Badhaai Ho - Bollywood Movie Poster

There’s Hindi cinema with content, and then there’s ‘candy floss’ entertainment bereft of sanity & imagination. ‘Content’ is what connects you emotionally with the characters and keeps you glued to the screen, it subsumes your inner desires & notions by presenting a totally different perspective. Although, content is considered hard to be digested by the audience & hence is assumed to only reach a certain class of moviegoers. In Bollywood where brilliant scripts have turned out to be virtual duds because the film lacked technique or the filmmakers handled the idea shoddily it failed to make an impression. While on the other hand, stories that have been picturised a million times previously generated more interest at the box office because the content got a different context to thrive. Take the case of Marathi film Sairaat which set the box office rolling as a prime example of content that struck a chord with the audiences with its nuanced acting and music, despite being a story about teenage love and patrimonial furore being rehashed several times in countless movies. Content requires a conscientious effort in juggling the myriad dots in designing a vision that enthrals the audiences through its characters & script while the actors fade in the veneer of the narrative.

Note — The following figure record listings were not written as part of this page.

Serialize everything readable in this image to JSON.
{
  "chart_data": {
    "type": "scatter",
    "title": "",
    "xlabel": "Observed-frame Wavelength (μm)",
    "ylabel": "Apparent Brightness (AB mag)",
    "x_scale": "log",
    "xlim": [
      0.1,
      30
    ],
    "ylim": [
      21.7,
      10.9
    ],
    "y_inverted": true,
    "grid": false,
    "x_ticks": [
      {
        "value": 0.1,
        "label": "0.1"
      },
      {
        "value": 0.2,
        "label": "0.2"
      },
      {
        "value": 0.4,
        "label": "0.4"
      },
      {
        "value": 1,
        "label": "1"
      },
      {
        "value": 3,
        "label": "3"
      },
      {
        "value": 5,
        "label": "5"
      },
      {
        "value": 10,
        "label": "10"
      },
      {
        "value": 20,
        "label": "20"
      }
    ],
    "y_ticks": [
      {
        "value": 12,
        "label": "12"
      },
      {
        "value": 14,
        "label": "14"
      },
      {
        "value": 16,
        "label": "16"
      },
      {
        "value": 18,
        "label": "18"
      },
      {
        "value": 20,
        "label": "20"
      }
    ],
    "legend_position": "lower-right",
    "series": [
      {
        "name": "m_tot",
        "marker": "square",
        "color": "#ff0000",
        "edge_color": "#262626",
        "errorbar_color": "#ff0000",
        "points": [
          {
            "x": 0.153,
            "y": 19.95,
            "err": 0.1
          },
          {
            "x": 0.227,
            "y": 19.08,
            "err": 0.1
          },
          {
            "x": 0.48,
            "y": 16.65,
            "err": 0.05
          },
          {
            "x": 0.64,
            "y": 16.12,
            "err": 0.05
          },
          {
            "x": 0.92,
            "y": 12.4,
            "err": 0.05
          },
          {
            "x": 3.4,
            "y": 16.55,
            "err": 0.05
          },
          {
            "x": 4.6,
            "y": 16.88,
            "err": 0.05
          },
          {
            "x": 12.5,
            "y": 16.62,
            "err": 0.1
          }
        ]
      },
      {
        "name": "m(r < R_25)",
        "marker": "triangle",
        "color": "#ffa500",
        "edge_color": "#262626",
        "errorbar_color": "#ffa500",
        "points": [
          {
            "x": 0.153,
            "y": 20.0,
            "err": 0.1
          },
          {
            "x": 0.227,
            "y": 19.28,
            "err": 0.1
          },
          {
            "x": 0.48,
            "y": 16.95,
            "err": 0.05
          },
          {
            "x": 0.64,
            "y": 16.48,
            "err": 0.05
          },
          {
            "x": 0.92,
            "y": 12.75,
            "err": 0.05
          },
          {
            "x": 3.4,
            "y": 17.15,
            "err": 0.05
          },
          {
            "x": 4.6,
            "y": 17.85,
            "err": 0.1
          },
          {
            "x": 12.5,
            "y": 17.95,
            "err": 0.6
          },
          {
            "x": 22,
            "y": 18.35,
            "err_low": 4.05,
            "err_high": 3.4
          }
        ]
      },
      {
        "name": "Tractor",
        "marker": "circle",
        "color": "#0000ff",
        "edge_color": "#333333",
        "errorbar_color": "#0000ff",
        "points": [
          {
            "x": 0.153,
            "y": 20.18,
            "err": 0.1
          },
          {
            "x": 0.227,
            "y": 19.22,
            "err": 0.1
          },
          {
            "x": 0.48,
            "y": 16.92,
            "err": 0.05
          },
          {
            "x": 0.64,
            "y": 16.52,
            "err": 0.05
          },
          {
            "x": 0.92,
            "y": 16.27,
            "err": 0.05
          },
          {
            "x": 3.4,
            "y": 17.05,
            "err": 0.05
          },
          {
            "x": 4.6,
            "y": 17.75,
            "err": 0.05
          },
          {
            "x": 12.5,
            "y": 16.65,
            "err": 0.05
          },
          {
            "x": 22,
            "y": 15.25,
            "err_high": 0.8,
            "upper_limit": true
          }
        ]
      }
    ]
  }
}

For ages, Bollywood had categorized movies with content as ‘art cinema’. For example, in the 80s, actors of the likes of Farooque Sheikh, Naseeruddin Shah, Shabana Azmi, and Smita Patil, delivered methodical performances in movies such as Bazaar, Paar, Arth, and Chakra, bringing cerebral content and realism to mainstream masses, winning accolades, but still being perceived as ‘parallel cinema’ actors and not getting their dues at the box office. In contrast, commercial cinema focussed on masala content and relied heavily on the stars to churn ‘candy floss’, run-of-the-mill plots to set the cash registers ringing, also winning awards. Thus, box office performances regardless of the content value of the movie became the norm for success, provoking producers to pour capital into promotions with the sole aim of pulling herds of spectators into theatres, and this trend has continued even today with weekend runs at multiplexes. Now, with the recent face-off between Thugs of Hindostan (TOH) and Badhaai Ho that demarcation of the two worlds of cinema fraternities is surely getting blurred and content seems to be taking the front seat yet again albeit in a commercial avatar.

With an experienced star cast, TOH wasn’t expected to do so badly at the box office, although considering the box office records set by Aamir Khan he’s not only delivered a flop after ages but TOH is heading towards becoming the biggest disaster of 2018. But let that debacle not take the limelight away from a small budget Badhaai Ho, a simple story of believable characters and a drama that’s bereft of ‘candy floss’ and big stars, that is raking in the moolah without the usual Bollywood fanfare. That’s the magic of content cinema which Bollywood must embrace as a template of victory wholeheartedly. In short, content has made a much-needed comeback, and rest assured this time, the actors won’t be consigned to the oblivion and the cinema won’t be called anything but ‘good cinema’.